Ups'nDowns at Magazines

  • by February 20, 2001
Ups'nDowns at Magazines

The Wall Street Journal recently reported that, though a slowing economy may be widespread, the "glossies" are holding their own. In part, however, because results for the first three months of the year are already in. And, in part, because the article suggests that luxury-goods advertisers are immune to fluctuations. At the most, the article reports, some are moving away from expensive ads such as gatefolds.

- Conde Nast, parent of Vogue and other glossy magazines, says advertising pages were up 2 to 3%

- Hearst Corp., whose publications include Town & Country and Harper’s Bazaar, says magazine revenue and pages rose slightly

- Lagardere SCA’s Elle and Bertelsmann Family Circle said revenue was flat

Last year, many magazines introduced larger than usual ad-rate increases to compensate for rising costs of paper and postage, and they say they have been able to pass the increases on to advertisers without having to discount too much. The rise in both ad pages and revenue for the top titles suggests this may be the case.
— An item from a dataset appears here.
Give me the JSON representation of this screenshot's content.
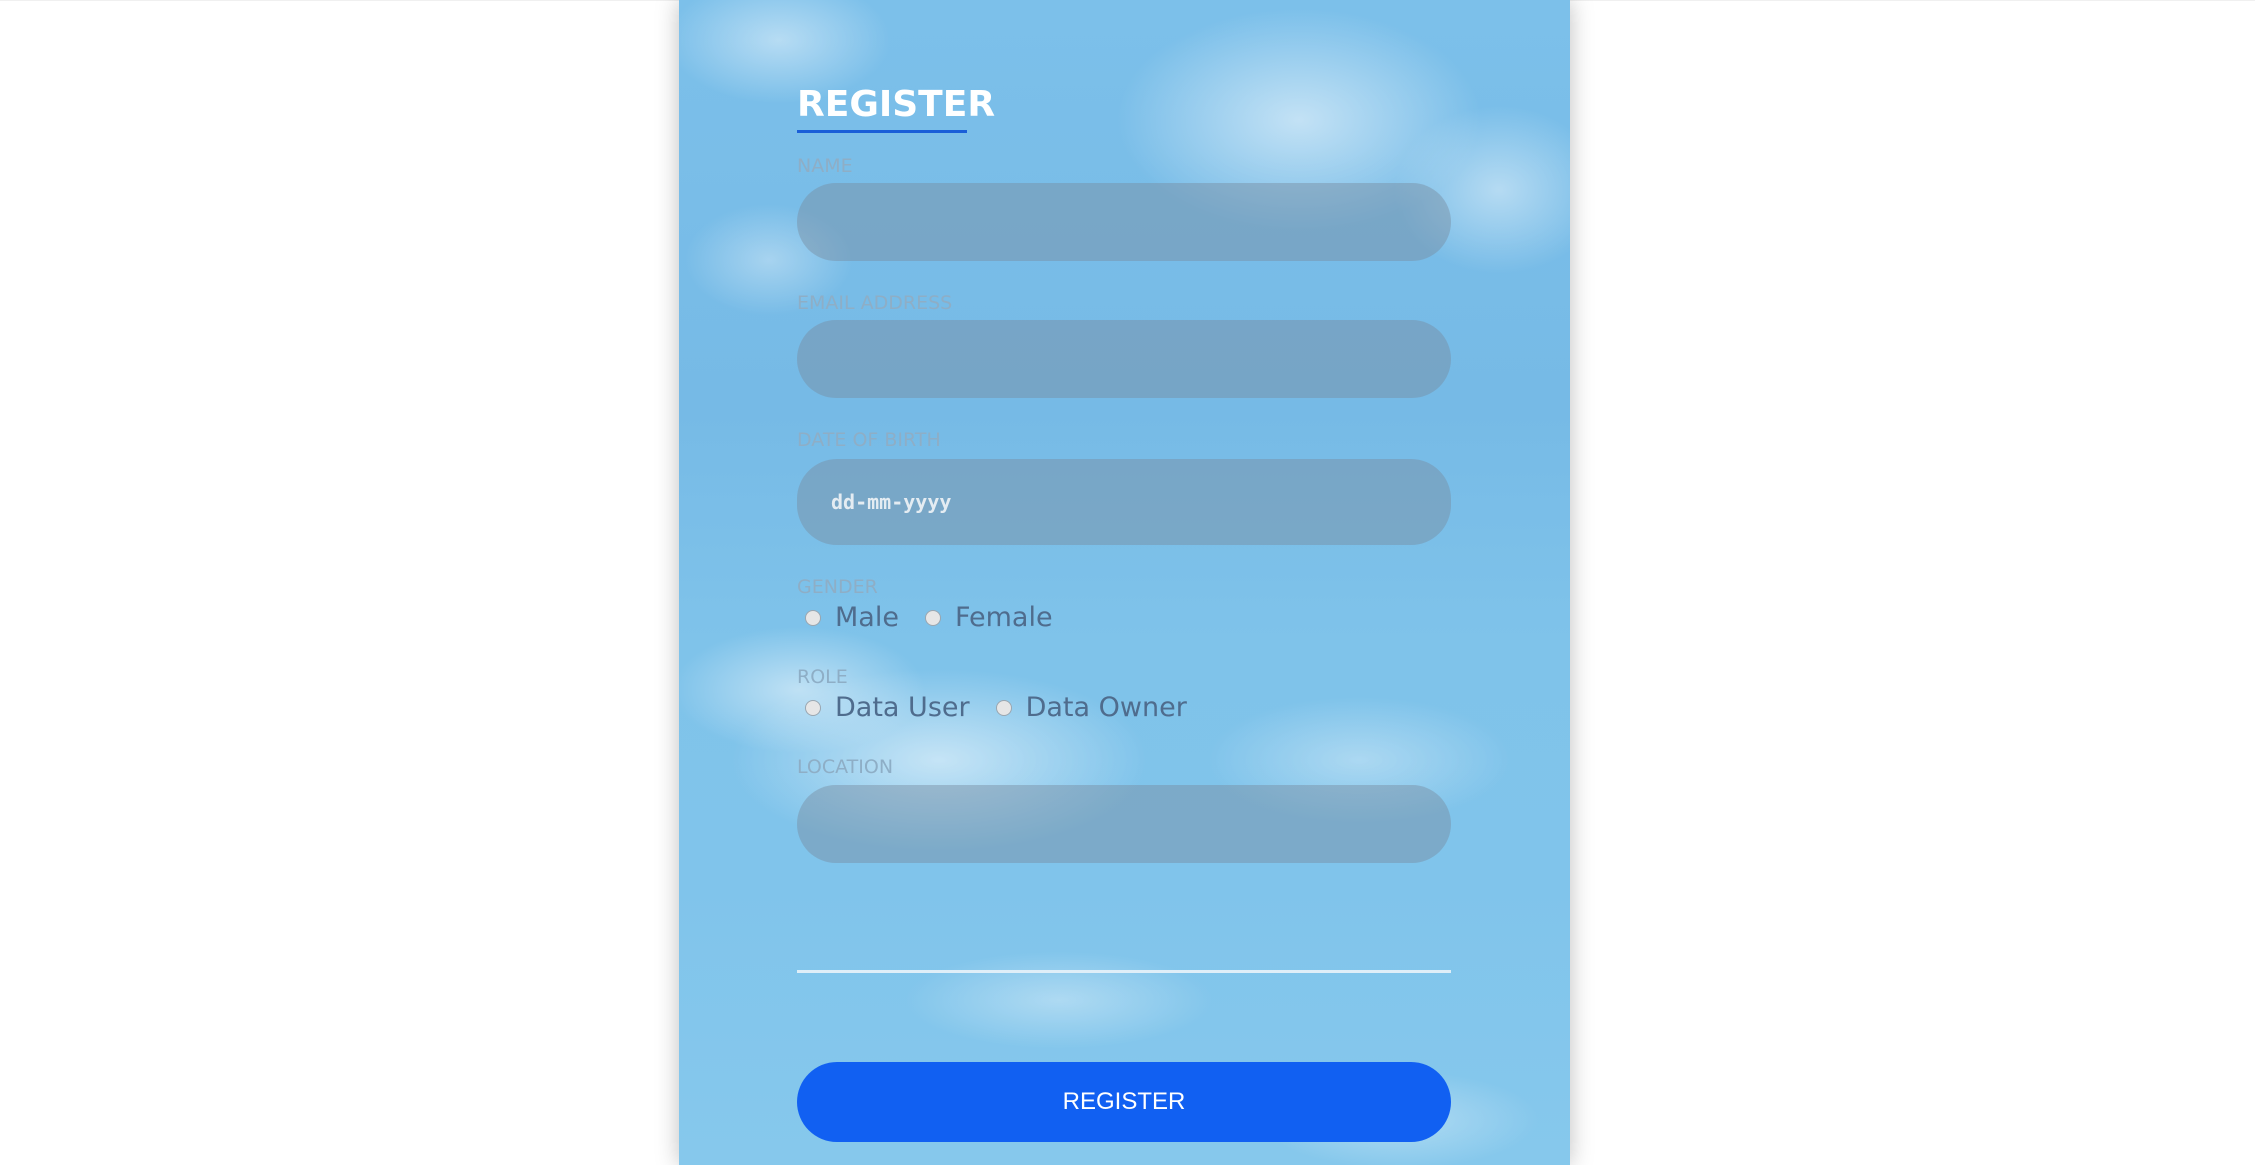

Some advertising stalwarts are using the cooling economy as an excuse to boost spending and steal a march on competitors. L’Oreal U.S. consumer-products division increased its advertising spending on magazines by 75 percent in the first quarter. “Savvy marketers used this time of insecurities to shore up their positions,” says Michael Clinton, executive vice president at Hearst.

Magazines that rely on technology advertising are suffering. Red Herring has had two rounds of layoffs; Industry Standard recently cut 7% of its work force and last year scuttled a spinoff after just a few issues; and the publisher of Business 2.0 closed a business-lifestyle magazine called Fuse after only one issue. And most weeklies have been hurt as dot-com and tobacco companies and U.S. auto makers have pulled back. Wired, hit by the pullback in dot-com advertising, will likely be down as much as 20 percent. Expectations about the economy are shifting rapidly, however. Most publishers’ late summer optimism about a rosy 2001 turned to hand-wringing at the end of last year, but has been superceded by relief since advertising clients recently made their full-year advertising commitments. Though not set in stone, they are felt to be a good gauge of advertiser sentiment.